L’Eglise qui poursuit en cela l’œuvre de son fondateur, qui ne commande pas Dieu par des rites et des prières, mais qui reçoit humblement sa parole.
L’Eglise qui ne demande pas à Dieu de satisfaire tous ses besoins, mais qui accepte, avec gratitude, les dons de Dieu ; sachant bien qu’elle n’a aucun droit à faire valoir, mais qu’elle vit de la grâce.
L’Eglise qui ne retient pas la parole de Dieu pour elle, ni ne l’impose au monde, mais qui la partage dans un esprit de service ; sachant bien que nul ne détient les bienfaits du Seigneur, pas même elle.
Il ne viendra pas, non plus, à l’Eglise l’idée de faire valoir sa faiblesse et son service pour en tirer un mérite quelconque. Ce serait en faire un instrument de puissance et de pouvoir, et donc renier la notion de service et l’enseignement du Christ.
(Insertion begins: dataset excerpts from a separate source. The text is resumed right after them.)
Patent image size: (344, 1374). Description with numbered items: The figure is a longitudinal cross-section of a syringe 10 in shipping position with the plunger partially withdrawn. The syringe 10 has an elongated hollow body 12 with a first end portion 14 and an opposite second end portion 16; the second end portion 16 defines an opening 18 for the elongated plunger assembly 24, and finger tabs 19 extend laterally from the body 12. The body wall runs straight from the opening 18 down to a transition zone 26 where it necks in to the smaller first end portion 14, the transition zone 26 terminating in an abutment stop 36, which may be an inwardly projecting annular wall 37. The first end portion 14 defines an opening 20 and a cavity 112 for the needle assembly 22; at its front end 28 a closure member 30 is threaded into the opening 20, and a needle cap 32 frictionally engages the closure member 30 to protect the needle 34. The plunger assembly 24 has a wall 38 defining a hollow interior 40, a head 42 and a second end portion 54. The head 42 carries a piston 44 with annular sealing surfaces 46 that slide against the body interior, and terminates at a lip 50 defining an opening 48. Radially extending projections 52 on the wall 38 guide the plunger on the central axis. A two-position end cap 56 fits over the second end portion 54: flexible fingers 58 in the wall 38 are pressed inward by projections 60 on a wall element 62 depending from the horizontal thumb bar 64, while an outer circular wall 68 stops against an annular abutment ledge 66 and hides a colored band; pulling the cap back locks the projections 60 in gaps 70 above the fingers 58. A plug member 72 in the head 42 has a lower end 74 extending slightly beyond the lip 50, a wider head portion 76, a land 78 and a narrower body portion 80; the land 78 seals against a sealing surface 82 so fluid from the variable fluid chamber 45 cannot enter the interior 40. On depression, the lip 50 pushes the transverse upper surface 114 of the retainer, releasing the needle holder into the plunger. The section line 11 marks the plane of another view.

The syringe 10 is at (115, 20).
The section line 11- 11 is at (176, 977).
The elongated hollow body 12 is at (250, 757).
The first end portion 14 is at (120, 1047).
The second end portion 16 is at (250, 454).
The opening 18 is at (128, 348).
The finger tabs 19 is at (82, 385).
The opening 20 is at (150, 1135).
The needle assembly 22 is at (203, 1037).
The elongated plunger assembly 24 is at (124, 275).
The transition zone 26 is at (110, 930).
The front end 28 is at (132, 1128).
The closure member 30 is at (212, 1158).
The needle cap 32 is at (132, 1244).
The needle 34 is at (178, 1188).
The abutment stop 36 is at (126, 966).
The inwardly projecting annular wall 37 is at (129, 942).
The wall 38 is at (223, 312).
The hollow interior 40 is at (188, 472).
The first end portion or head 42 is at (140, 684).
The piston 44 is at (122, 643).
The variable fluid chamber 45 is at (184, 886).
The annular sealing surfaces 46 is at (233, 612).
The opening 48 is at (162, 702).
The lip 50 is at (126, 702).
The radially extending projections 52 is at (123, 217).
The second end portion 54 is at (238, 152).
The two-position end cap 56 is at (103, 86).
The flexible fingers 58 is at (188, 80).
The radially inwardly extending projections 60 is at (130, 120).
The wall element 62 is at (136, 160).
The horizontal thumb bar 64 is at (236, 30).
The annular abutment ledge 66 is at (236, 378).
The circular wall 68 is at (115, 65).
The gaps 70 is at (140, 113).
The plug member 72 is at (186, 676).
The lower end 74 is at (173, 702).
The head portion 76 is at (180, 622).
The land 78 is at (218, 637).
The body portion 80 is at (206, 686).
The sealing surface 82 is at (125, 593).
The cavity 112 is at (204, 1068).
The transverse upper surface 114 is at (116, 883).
Là encore, la faiblesse n’est pas un but en soi, comme s’il fallait absolument être pauvre, affligés et persécutés pour être sauvés. Jésus veut tout simplement nous dire qu’elle n’est pas non plus un handicap, et qu’elle ne doit pas diminuer notre espérance.
Le malheur et la souffrance ne signifient rien en eux-mêmes. De même qu’ils ne sont pas des signes de bénédiction et de salut, ils n’en sont pas la négation ; et ne sont donc pas des signes de malédiction.

Il nous serait difficile de miser sur la puissance de notre Eglise. Chacun sait qu’elle a de faibles moyens. Ne tirons pas orgueil de cette faiblesse, bien sûr, ce serait une stupidité. Mais ne cessons pas pour autant d’espérer, car ce n’est pas sur nos propres forces que repose notre service, mais sur la grâce de Dieu. Le service lui-même est une grâce.